Excellentes réformes, inspirées par une juste appréciation des nécessités de la tactique moderne, et qui devaient avoir pour effet prochain de mettre l’armée française en état de lutter de vitesse et de mobilité avec les armées le plus justement réputées pour l’excellence de leurs troupes légères.

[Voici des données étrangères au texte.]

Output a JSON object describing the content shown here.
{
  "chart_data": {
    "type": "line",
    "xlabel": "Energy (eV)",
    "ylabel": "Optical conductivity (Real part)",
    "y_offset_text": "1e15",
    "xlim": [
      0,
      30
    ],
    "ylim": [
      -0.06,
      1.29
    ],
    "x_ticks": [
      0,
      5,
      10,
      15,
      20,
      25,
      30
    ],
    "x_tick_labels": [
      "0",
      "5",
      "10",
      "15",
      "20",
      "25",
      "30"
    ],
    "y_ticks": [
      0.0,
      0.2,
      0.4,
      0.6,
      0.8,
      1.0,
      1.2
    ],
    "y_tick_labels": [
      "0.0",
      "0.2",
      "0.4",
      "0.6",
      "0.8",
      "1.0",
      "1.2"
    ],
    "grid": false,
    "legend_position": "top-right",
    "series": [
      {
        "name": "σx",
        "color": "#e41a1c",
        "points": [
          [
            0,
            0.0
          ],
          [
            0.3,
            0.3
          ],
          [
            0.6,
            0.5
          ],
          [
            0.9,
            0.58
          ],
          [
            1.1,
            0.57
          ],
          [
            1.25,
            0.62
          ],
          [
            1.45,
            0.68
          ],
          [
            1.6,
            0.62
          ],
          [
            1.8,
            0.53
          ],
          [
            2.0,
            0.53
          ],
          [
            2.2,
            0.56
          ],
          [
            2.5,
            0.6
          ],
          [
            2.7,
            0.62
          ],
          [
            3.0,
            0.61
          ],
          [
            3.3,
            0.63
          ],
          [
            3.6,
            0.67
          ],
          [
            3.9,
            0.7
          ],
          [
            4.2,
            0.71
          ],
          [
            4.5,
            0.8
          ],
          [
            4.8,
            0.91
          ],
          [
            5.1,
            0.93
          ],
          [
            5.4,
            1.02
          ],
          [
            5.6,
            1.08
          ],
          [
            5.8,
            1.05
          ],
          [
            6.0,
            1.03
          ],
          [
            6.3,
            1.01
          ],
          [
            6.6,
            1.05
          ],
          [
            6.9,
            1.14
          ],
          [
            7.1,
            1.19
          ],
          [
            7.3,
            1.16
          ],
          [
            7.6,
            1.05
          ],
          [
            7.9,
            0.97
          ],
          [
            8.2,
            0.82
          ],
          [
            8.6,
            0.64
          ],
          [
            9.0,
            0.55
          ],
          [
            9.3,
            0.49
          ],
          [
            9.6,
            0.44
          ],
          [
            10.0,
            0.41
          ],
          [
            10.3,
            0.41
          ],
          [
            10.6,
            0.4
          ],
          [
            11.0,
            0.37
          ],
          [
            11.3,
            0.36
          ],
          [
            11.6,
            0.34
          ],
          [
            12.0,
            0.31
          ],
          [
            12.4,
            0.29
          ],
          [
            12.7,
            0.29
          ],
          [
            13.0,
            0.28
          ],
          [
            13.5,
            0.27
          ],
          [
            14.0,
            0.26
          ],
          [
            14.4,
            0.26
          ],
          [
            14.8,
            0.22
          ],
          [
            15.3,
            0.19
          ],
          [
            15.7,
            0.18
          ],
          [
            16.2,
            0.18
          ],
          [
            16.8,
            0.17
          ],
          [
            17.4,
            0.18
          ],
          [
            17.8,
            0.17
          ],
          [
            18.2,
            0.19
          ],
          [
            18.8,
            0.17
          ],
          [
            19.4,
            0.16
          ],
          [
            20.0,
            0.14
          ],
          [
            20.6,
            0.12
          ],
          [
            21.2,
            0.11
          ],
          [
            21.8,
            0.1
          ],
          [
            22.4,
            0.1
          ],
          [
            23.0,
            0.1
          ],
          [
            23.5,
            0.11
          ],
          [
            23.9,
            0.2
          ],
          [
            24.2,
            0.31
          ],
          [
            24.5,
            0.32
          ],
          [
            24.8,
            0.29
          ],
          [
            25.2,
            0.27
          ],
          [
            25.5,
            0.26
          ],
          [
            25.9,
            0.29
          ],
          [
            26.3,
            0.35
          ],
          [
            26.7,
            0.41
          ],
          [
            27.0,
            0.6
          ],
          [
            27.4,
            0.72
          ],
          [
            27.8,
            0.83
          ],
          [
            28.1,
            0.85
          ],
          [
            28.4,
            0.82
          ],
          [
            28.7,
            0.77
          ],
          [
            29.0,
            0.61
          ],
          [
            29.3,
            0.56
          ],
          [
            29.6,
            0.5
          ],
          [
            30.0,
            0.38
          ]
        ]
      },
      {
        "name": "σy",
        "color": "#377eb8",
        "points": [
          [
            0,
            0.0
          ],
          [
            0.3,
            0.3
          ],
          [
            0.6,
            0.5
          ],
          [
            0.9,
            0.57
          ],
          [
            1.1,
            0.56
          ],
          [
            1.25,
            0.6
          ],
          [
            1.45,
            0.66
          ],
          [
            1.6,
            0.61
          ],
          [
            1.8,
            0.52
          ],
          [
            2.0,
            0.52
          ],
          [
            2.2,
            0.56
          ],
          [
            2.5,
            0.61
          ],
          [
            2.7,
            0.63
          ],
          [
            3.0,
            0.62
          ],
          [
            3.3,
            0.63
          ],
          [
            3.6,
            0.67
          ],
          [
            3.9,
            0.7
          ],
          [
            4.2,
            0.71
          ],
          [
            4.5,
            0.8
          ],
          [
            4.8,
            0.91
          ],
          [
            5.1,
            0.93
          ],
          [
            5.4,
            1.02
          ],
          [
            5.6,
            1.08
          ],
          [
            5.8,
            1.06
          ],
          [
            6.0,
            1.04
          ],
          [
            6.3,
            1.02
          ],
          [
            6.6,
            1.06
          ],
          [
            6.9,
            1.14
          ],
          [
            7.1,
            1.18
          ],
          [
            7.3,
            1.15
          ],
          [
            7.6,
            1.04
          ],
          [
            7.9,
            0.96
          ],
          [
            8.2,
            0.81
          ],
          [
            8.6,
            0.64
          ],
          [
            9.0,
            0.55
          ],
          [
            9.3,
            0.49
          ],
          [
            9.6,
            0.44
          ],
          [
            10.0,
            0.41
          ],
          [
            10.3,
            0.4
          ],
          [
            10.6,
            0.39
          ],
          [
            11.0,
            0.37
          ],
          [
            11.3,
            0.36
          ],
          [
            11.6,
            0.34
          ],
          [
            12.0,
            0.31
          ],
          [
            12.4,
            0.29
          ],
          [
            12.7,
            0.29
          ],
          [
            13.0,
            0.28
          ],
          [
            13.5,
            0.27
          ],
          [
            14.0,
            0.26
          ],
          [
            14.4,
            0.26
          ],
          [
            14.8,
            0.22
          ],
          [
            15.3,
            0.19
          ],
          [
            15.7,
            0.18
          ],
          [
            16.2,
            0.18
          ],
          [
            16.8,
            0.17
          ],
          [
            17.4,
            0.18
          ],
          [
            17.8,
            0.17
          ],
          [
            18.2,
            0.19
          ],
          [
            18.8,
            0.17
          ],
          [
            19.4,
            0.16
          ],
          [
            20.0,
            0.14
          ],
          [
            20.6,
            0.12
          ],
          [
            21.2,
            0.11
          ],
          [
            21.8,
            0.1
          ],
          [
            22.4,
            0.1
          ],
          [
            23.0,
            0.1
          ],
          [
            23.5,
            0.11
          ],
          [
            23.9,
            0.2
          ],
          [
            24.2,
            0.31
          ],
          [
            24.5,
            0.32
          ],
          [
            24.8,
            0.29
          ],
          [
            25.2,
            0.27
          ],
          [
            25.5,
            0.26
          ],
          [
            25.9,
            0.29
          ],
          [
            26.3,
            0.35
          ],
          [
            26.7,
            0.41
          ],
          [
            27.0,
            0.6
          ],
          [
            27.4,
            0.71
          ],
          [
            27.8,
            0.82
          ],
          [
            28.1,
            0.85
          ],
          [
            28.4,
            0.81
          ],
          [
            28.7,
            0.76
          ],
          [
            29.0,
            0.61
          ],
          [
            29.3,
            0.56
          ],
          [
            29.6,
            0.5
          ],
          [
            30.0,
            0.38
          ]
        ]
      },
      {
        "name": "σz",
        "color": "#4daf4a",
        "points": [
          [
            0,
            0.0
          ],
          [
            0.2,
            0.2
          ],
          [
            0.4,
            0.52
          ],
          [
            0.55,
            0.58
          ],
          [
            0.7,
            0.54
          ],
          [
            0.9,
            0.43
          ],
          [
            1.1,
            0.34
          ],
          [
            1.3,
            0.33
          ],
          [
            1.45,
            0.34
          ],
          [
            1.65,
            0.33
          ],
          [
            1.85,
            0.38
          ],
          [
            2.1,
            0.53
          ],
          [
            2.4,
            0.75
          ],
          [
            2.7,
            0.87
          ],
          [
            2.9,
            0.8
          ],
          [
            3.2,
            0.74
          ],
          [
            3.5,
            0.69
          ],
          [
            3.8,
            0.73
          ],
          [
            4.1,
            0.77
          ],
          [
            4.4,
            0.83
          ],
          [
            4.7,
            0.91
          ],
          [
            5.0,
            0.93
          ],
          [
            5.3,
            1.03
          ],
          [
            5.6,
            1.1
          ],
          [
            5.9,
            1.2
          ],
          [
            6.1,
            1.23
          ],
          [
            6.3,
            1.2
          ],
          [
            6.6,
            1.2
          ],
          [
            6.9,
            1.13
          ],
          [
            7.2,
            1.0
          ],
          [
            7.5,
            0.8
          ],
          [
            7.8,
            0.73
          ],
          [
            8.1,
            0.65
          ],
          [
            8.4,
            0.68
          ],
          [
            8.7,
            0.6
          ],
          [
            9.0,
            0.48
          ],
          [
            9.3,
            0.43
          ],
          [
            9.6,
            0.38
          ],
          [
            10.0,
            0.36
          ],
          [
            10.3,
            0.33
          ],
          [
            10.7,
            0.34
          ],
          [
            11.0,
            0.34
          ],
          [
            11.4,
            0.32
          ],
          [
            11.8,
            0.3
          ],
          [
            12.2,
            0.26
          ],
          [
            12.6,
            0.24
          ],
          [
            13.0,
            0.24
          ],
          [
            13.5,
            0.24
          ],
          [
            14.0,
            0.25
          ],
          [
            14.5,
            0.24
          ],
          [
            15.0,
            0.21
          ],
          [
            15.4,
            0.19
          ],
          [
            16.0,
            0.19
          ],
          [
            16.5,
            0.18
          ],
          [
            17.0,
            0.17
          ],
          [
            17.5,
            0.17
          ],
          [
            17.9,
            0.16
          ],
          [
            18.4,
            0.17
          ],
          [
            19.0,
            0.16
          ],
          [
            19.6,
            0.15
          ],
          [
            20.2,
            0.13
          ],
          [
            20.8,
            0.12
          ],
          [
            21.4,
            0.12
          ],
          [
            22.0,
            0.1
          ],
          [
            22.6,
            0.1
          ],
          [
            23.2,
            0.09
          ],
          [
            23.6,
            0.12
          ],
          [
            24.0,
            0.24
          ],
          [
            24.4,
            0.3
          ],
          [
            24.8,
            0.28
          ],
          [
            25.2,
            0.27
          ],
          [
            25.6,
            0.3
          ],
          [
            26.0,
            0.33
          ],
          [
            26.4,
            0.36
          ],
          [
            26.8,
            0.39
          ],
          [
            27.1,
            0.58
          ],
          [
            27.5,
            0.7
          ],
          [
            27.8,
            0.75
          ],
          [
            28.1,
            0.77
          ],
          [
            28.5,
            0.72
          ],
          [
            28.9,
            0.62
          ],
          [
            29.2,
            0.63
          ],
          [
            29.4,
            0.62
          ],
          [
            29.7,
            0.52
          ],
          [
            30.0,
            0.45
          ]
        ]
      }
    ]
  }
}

La nouvelle formation des troupes n’était pas moins heureuse. Au nombre des causes les plus actives de nos revers dans les dernières campagnes figuraient, de l’avis de tous les hommes de guerre, la faiblesse de notre système de mobilisation et le manque de cohésion des divers corps entre eux. Pour qu’une troupe passe rapidement du petit au grand pied, il faut qu’elle demeure constituée en temps de paix à peu près comme en temps de guerre. Pour que cette même troupe soit solide et donne, une fois en campagne, son maximum d’efforts, il faut qu’elle se sente, comme on dit, les coudes et qu’elle ait confiance en ses chefs. Or, comment se passaient les choses au XVIIIe siècle ? À la paix, le gouvernement réformait, par mesure d’économie, tous les régimens dont il n’avait pas strictement besoin, et distribuait les autres dans les garnisons de l’intérieur et principalement dans celles des provinces frontières. Naturellement, ces corps isolés, réduits souvent à de très faibles effectifs, abandonnés de beaucoup de leurs officiers, qui reprenaient le chemin de la cour ou de leurs terres, se morfondaient dans la paresse et l’oisiveté. Rien pour les en tirer, rien pour l’entraînement et l’éducation du soldat et des officiers, aucune manœuvre, aucun mouvement d’ensemble : l’exercice journalier, les factions et de temps en temps une revue, c’était tout. La guerre reprenait-elle ? Vite on rassemblait ces corps épars, on les appareillait tant bien que mal, soit entre eux, soit avec des régimens de nouvelle levée, on les plaçait sous le commandement d’officiers inconnus, tout fixais émoulus de Versailles et qu’ils n’étaient même pas assurés de garder à leur tête par suite des hasards du roulement : après quoi, lorsque avec des peines et des lenteurs infinies on était parvenu à faire de ces

  1. À plusieurs reprises, le maréchal de Saxe, dans sa Correspondance, se plaint de la faiblesse des dragons, notamment dans une lettre à d’Argenson, du 11 août 1746 : « Si l’en ne prend pas de mesures efficaces pour rendre les dragons solides, il n’y aura plus de moyen de les envoyer à la guerre… Il est impossible de faire plus mal qu’ils ont fait. »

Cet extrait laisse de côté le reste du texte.